Skanska has restored its margins to target levels after a year of focus on core activity and offloading its infrastructure services businesses. Including continuing and offloaded business during the pandemic year, revenue fell 18% to £1.46bn, although operating profit nearly doubled to £23m from £12m previously. This saw an uplift in operating margin to 1.6% from 0.7% in 2019.
But adjusting for non-recurring exceptional provision of £22m, group underlying operating profit topped £44m with operating margin getting back to a targetted 3%.
In April this year, Skanska offloaded its £323m revenue infrastructure services business to M Group for £50m, with the highways arm now rebranded as Milestone.
The group recorded a £31.5m gain from the sale, which will be taken in the 2021 accounts. During 2020, these discontinued businesses doubled pre-tax profit to £9.4m.

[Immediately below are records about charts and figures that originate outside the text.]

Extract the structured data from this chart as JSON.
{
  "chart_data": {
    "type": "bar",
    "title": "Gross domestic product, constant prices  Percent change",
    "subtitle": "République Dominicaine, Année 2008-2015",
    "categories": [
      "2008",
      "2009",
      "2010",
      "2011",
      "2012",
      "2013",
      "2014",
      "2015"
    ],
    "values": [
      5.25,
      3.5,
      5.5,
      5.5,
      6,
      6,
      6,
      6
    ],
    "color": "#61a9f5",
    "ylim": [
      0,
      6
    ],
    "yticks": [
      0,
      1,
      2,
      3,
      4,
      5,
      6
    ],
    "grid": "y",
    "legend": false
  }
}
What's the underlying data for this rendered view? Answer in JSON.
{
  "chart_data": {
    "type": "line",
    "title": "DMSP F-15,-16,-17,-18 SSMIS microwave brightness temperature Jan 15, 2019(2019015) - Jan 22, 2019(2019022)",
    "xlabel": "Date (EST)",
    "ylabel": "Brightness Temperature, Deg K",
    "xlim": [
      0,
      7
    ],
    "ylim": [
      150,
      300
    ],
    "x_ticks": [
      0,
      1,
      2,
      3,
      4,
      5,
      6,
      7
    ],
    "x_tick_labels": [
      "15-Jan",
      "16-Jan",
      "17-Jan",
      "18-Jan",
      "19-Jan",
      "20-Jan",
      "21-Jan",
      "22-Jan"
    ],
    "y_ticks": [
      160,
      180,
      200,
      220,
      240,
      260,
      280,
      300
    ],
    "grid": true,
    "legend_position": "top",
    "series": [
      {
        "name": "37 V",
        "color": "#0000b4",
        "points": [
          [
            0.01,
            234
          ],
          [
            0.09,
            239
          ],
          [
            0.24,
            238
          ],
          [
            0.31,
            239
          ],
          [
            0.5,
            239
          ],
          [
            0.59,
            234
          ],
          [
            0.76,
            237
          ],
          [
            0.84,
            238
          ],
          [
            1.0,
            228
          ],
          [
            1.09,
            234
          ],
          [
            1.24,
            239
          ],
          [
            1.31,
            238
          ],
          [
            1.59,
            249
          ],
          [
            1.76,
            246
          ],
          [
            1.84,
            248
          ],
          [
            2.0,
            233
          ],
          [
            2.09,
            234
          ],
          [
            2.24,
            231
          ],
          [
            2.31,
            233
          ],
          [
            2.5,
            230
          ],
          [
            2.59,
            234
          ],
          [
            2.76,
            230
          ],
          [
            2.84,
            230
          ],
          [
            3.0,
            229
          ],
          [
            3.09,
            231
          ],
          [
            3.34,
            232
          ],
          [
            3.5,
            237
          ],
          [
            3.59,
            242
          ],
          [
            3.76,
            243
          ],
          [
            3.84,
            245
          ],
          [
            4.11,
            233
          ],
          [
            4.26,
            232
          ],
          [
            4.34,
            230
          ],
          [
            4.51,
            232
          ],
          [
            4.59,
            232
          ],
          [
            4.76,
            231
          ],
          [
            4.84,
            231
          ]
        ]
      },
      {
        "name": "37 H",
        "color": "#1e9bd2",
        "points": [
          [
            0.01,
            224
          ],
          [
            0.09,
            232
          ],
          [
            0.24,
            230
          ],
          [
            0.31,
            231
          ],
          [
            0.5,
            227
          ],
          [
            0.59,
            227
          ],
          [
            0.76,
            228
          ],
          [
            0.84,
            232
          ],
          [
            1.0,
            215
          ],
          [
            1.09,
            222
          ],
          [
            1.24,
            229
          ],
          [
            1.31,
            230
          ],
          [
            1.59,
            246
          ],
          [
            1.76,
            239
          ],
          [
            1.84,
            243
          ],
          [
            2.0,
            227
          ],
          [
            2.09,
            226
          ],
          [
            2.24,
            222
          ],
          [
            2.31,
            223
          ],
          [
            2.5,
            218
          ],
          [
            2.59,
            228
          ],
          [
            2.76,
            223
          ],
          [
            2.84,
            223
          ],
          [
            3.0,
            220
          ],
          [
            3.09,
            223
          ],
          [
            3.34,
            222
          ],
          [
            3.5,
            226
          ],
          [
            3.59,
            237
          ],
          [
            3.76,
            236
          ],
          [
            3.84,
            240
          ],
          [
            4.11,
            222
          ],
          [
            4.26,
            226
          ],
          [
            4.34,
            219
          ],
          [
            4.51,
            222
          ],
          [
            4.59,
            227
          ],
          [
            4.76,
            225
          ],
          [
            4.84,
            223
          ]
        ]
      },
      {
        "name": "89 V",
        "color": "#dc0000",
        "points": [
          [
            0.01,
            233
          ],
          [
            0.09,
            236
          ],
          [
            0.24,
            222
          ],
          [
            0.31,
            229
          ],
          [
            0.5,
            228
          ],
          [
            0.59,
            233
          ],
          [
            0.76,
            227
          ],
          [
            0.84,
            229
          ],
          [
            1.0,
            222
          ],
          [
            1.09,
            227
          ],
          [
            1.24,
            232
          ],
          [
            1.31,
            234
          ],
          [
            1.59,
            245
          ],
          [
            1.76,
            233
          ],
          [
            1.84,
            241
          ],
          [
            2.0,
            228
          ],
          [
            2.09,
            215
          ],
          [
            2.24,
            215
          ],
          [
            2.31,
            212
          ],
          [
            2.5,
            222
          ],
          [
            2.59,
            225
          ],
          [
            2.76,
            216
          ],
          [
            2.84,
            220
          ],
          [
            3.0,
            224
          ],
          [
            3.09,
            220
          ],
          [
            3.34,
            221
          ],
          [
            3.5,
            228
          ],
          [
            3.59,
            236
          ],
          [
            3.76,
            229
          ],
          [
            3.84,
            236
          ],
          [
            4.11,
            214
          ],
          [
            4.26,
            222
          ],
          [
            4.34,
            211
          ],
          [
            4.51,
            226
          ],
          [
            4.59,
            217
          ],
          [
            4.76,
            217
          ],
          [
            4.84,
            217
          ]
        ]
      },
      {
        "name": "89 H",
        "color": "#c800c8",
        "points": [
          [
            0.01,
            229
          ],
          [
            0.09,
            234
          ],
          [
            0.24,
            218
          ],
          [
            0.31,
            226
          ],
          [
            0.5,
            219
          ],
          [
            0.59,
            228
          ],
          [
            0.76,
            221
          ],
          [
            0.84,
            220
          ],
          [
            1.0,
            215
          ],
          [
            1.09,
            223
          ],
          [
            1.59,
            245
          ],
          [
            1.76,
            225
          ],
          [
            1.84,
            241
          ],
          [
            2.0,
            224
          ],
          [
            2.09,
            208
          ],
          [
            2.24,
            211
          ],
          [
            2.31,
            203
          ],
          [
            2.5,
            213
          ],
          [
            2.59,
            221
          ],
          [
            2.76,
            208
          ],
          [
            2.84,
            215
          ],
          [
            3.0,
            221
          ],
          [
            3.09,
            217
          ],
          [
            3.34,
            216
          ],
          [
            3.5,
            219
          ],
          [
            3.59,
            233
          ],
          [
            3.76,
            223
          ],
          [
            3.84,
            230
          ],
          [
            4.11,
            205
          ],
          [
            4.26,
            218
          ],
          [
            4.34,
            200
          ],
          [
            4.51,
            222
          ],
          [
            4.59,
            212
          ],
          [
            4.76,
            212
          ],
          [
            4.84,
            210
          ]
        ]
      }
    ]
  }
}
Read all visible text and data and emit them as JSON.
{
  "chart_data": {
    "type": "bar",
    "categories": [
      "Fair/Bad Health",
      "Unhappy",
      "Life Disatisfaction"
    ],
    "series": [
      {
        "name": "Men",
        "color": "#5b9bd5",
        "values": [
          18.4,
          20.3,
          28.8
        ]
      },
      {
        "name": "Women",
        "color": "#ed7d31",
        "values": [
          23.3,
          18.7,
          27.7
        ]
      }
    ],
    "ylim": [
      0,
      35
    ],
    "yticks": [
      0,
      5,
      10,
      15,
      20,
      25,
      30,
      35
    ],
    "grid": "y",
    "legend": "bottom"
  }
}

Kelly Gangotra, Skanska UK finance director, said: “The sale of infrastructure services and the decision to exit key contracts within the utilities sector were made after a strategic review, which led the business to concentrate on the infrastructure and building markets.
“The aim is to bring more focus to our customer relationships and service delivery as well as create greater alignment between Skanska UK activities and our approach in other parts of the world.”
In response to the pandemic, Skanska avoided implementing staff job and pay cuts, taking £4m in Government furlough support for its workforce, which remained stable at around 5,300 staff.
Skanska said the outlook remained very strong after the business last year booked projects worth over £2.8bn in revenue that are individually worth over £30m each. The UK operation will release a new business plan later this year to set out its future direction.